Evelyn ‘Champagne’ King – Shame

4th November 2022 · Uncategorised

When it comes to the best disco song of all time, I Feel Love is surely in a class of its own. But if we exclude Moroder’s masterpiece, then Evelyn ‘Champagne’ King’s song Shame is well worth a shout.

I’m talking about the six-and-a-half minute 12-inch version, which interrupted my sneering disdain for disco when it appeared at the height of punk in 1977.

The song has a momentum all of its own, with the rolling bass intro, the drums, the handclaps, the piano roll, the distant wah-wah guitar… and then the squeal of Sam Peake’s sax.

Everything is in exactly the right place in Al Garrison and David Todd’s precision production. It’s a full minute before the 17-year-old King comes in: “Burning, you keep my whole body yearning…”

It wasn’t a big hit here, just creeping into the singles chart at no.39 in May 1978, but it reached the Top Ten in America where disco fever was at a higher temperature.

King came from a musical family in Philadelphia but she owes her career to a slice of spectacular good fortune.

She was discovered while working as an office cleaner in a Philly record company when she was overheard singing in the washroom by a local record producer called Theodore T. Life.

Apparently he was in the corridor outside when he overheard King – then aged only 14, and filling in for her sister at work that day – singing Sam Cooke’s A Change Is Gonna Come.

He was so struck by her talent that he tried to persuade Philly soul legends Gamble and Huff to sign her up. They passed, and King wanted to carry on with her education.

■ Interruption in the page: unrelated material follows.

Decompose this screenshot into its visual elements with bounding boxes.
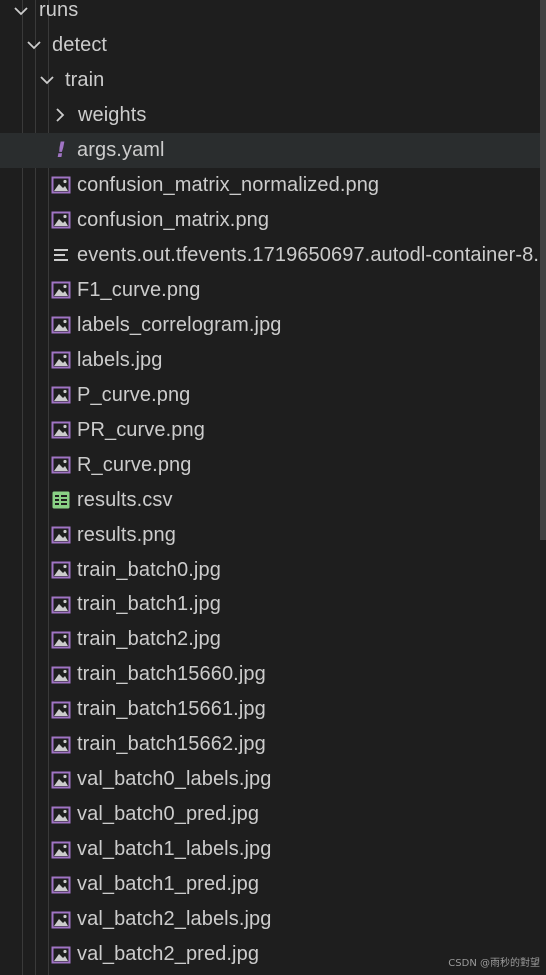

Undaunted, Life recorded some demos with King and, after they lay on a desk unheard in an office at RCA Records for more than a year, he ended up getting a deal for his protegee.

Shame came from her debut album Smooth Talk, released in 1977 and was a sleeper hit, taking six months to make the move from disco clubs to the pop charts. King went on to have several hits, of which the biggest was Love Come Down in 1982.